Add space-format characters to str.strip

nuno · March 19, 2021, 10:00pm

str.strip() (str.strip(None)) removes the leading and trailing characters whose Unicode property White_Space is yes, but leaves invisible space formatters like joiners, non-joiners, and separators.

IMO, this is an unexpected behavior that can lead to hard-to-detect “errors”, like sorting strings that begin with an A after Z or stopping whitespace stripping in the middle of a whitespace substring.

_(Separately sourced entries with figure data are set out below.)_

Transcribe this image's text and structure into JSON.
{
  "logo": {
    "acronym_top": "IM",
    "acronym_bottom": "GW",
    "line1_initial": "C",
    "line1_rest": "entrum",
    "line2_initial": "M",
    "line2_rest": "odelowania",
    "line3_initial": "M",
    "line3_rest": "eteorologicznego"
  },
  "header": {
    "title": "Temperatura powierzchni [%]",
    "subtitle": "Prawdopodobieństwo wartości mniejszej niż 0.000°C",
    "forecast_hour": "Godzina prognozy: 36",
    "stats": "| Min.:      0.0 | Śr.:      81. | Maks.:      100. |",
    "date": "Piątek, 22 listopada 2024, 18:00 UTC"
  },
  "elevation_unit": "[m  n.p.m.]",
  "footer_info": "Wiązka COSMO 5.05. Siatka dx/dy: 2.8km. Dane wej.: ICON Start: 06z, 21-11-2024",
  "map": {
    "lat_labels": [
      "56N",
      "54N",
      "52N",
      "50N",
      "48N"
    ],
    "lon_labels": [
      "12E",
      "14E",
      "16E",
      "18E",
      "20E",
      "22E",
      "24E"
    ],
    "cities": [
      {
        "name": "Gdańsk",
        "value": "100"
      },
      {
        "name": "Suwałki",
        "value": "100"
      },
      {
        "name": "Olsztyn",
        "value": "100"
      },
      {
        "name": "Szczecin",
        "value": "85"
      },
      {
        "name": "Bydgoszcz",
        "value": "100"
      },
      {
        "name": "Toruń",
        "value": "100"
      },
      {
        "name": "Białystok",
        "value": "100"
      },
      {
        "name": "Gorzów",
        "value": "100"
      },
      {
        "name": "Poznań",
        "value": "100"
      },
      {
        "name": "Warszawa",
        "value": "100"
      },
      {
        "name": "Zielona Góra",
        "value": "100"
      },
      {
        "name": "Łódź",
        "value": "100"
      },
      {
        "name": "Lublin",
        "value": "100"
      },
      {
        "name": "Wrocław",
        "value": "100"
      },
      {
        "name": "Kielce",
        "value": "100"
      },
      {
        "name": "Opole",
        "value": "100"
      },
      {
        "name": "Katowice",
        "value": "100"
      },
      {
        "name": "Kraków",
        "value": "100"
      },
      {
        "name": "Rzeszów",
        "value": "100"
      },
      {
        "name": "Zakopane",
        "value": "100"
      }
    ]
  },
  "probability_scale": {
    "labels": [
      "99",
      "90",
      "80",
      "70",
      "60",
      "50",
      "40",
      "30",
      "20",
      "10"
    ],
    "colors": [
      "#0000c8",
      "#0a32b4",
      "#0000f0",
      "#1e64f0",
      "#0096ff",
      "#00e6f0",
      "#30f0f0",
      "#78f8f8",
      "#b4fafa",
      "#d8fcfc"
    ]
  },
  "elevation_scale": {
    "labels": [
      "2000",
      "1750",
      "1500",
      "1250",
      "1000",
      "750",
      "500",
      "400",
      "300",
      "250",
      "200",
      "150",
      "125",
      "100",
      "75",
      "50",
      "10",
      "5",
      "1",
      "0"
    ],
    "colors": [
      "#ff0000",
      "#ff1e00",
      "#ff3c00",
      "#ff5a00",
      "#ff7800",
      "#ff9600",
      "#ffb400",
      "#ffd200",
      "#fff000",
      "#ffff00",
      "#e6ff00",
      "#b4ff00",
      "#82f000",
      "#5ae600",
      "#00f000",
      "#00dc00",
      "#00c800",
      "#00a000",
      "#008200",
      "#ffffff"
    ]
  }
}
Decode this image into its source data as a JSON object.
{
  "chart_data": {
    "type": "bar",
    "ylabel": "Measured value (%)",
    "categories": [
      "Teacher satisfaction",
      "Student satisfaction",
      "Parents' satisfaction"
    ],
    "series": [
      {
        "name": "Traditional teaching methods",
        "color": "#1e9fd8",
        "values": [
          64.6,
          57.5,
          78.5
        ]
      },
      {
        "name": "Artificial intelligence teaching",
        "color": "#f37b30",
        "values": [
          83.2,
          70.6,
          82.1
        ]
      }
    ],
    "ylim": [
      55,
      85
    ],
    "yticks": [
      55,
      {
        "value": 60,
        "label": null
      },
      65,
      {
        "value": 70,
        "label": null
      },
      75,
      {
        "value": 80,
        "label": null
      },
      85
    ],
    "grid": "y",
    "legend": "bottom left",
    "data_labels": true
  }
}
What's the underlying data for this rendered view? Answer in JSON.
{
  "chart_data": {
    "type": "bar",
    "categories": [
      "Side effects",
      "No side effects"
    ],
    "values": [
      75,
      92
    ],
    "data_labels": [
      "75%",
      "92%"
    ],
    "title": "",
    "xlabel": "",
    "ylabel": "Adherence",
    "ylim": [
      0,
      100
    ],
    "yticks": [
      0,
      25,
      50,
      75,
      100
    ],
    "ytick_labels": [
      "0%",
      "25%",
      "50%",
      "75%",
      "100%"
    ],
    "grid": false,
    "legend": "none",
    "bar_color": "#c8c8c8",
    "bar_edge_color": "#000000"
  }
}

Also, the purpose of these characters is to control the joining of adjacent characters; so they have no function at the ends of a string, which IMO makes them even better candidates for removal in the default stripping.

As an example:

from enum import IntEnum


class NonWhiteSpace(IntEnum):
    '''Joiners, non-joiners, and separators.
    '''
    CGJ  = 0x34f   # Combining Grapheme Joiner
    MVS  = 0x180e  # Mongolian vowel separator
    ZWSP = 0x200b  # Zero-width space
    ZWJN = 0x200c  # Zero-width non-joiner
    ZWJ  = 0x200d  # Zero-width joiner
    WJ   = 0x2060  # Word joiner
    BOM  = 0xfeff  # Byte Order Mark, formerly ZWNBSP
                   #   (zero-width non-breaking space)


for c in NonWhiteSpace:
    s = chr(c) + 'A'
    ss = f"    {chr(c)}    A     {chr(c)}    "

    print(f'''\
    {c.name} - {hex(c)}
      (A == {s.strip()}) is {s.strip() == 'A'}
      no strip:  "{ss}"
      strip:     "{ss.strip()}"
      sorted list:    {{}}
      sorted string:  {{}}
    '''.format(''.join(sorted(['A', s, 'Z'])),
               ''.join(sorted('A' + s + 'Z'))))

shows:

    CGJ - 0x34f
      (A == ͏A) is False
      no strip:  "    ͏    A     ͏    "
      strip:     "͏    A     ͏"
      sorted list:    AZ͏A
      sorted string:  AAZ͏

… and so on.

I’ve also included the BOM, which is not always invisible (is usually displayed with the replacement character - a question mark inside a black diamond) but served as a non-breaking space before Unicode 3.2.